England manager Brendon McCullum's style has captivated cricket ahead of his latest test.

England manager Brendon McCullum’s style has captivated cricket ahead of his latest test.

It was revealing on Sunday when Mark Boucher, the coach of South Africa, brought up the subject before his Lord’s press conference when he joked that anyone who mentioned ‘Bazball’ would have to have a shot of tequila.

It was a bit like Basil Fawlty was paranoid about mentioning the war in front of his German guests. Boucher mentioned ‘Bazball’ once, but didn’t really get away with it.

“We haven’t talked much about it,” Boucher said a little unconvincingly when asked if South Africa had been beaten by what might be called “Baby Bazball” when they were beaten by a Lions team that crushed them by 672 in just 117 overs. in Canterbury.

I know that here they have given a name to their style. We haven’t given ours a name. We think we have been playing a good style of cricket and have had some close series lately where we have come out on top. We want to play aggressive cricket, but you have to be smart.

‘Nothing will change for us. This is an England v South Africa series and there is always a lot of media hype. A lot of things are said, but the bottom line is that it’s a game between bat and ball and you have to make decisions at certain points in the game.’

But can South Africa, leading the World Test Championship table, find a way to stop what was beginning to look like an English Test giant ahead of an untimely six-week break from Test Cricket ahead of this series?

“I don’t know,” Boucher said. ‘I’ll tell you in the day. We have to be adaptable in test cricket.

“So we don’t know what the conditions will be like. It’s just about finding a way to try to stop them, stop their momentum and find a way to change it.’

One player definitely happy to speak yesterday about the methods put forward by manager McCullum and new captain Ben Stokes was Anderson, who has not only been reintroduced to the England squad after his absence from the West Indies tour, but also has been revitalized by it.

“We are all very excited to be back,” said Anderson, who celebrated his 40th birthday during the cue-ball enforced break from Test cricket in the summer.

“The first thing Ben said in the locker room was how much he had missed being around this group.

‘Dean Elgar has his opinion. They have their way of playing Test Cricket and Ben and Brendon have their way of wanting to.
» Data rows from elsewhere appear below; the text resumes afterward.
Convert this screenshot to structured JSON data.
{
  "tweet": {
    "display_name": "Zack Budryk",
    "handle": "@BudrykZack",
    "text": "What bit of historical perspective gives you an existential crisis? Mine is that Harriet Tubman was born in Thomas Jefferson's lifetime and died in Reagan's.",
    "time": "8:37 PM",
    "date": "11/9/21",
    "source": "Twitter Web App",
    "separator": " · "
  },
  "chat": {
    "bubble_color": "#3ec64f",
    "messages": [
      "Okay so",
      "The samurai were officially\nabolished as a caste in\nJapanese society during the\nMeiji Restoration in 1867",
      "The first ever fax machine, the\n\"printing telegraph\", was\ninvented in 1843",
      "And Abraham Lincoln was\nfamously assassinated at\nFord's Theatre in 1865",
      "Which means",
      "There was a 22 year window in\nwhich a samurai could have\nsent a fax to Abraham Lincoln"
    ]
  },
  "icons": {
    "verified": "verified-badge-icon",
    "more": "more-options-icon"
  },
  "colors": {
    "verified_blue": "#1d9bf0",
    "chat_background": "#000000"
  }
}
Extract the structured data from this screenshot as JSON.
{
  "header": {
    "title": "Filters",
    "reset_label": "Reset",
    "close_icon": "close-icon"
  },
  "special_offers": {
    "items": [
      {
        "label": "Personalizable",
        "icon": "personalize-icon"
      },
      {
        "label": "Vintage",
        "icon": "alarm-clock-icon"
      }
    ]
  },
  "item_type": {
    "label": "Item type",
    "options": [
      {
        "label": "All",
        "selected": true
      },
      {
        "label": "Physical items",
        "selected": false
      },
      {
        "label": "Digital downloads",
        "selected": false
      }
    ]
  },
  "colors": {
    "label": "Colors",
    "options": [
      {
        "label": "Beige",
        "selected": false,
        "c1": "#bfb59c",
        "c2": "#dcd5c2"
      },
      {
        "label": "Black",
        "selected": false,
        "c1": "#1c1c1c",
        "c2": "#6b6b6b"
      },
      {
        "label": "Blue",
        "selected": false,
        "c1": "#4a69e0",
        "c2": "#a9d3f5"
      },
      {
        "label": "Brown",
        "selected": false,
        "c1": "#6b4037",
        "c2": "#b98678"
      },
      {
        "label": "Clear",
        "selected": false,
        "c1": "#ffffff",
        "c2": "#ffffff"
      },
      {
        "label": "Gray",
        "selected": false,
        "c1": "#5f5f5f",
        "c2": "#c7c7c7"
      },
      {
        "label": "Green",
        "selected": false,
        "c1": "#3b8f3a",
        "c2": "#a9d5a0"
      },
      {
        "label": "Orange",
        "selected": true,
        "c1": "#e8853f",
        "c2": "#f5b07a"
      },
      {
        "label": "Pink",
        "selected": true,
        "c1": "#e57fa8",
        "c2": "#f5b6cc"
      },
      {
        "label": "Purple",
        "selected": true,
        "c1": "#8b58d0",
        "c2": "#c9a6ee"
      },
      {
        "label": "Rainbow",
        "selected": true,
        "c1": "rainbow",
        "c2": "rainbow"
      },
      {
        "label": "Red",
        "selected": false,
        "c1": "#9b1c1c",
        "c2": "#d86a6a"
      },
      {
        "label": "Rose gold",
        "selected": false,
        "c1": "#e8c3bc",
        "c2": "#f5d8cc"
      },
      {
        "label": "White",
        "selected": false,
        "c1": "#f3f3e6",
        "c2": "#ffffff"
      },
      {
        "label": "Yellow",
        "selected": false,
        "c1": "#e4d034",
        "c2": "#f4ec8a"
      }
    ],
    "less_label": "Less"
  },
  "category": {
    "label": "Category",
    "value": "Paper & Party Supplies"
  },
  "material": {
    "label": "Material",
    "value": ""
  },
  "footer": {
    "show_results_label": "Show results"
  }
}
So we’re buying into that, trying to play our way, and we love it.”

Anderson hopes that a pioneering style that is rewriting the Test playbook, regardless of what Elgar thinks, will spread through the game as well. “I hope so,” he said.

‘Ben and Brendon will want players who can fit into this spirit. That will mean they have to play a certain way for the Lions and their counties.

“I know there’s still a lot of skepticism among county coaches that this is not a sustainable way to play, but we think it’s different.”

Anderson, as fit and fit as ever, will become the first England specialist closer in his 40 years to take a Test wicket since Les Jackson in 1960 when he hits Lord’s in what is expected to be an unchanged team since the record. victory over India.

“I am proud to have gotten to where I am,” he said. “I also feel lucky that I still have that love for the game and the desire to get better. I still want to do the training, the nets and whatever.

‘With a lot of people, desire is the first thing to go and you start to slow down and relax.

“But I feel like the passion is still there and I’m lucky my body is still working and allowing me to do the work that I love.”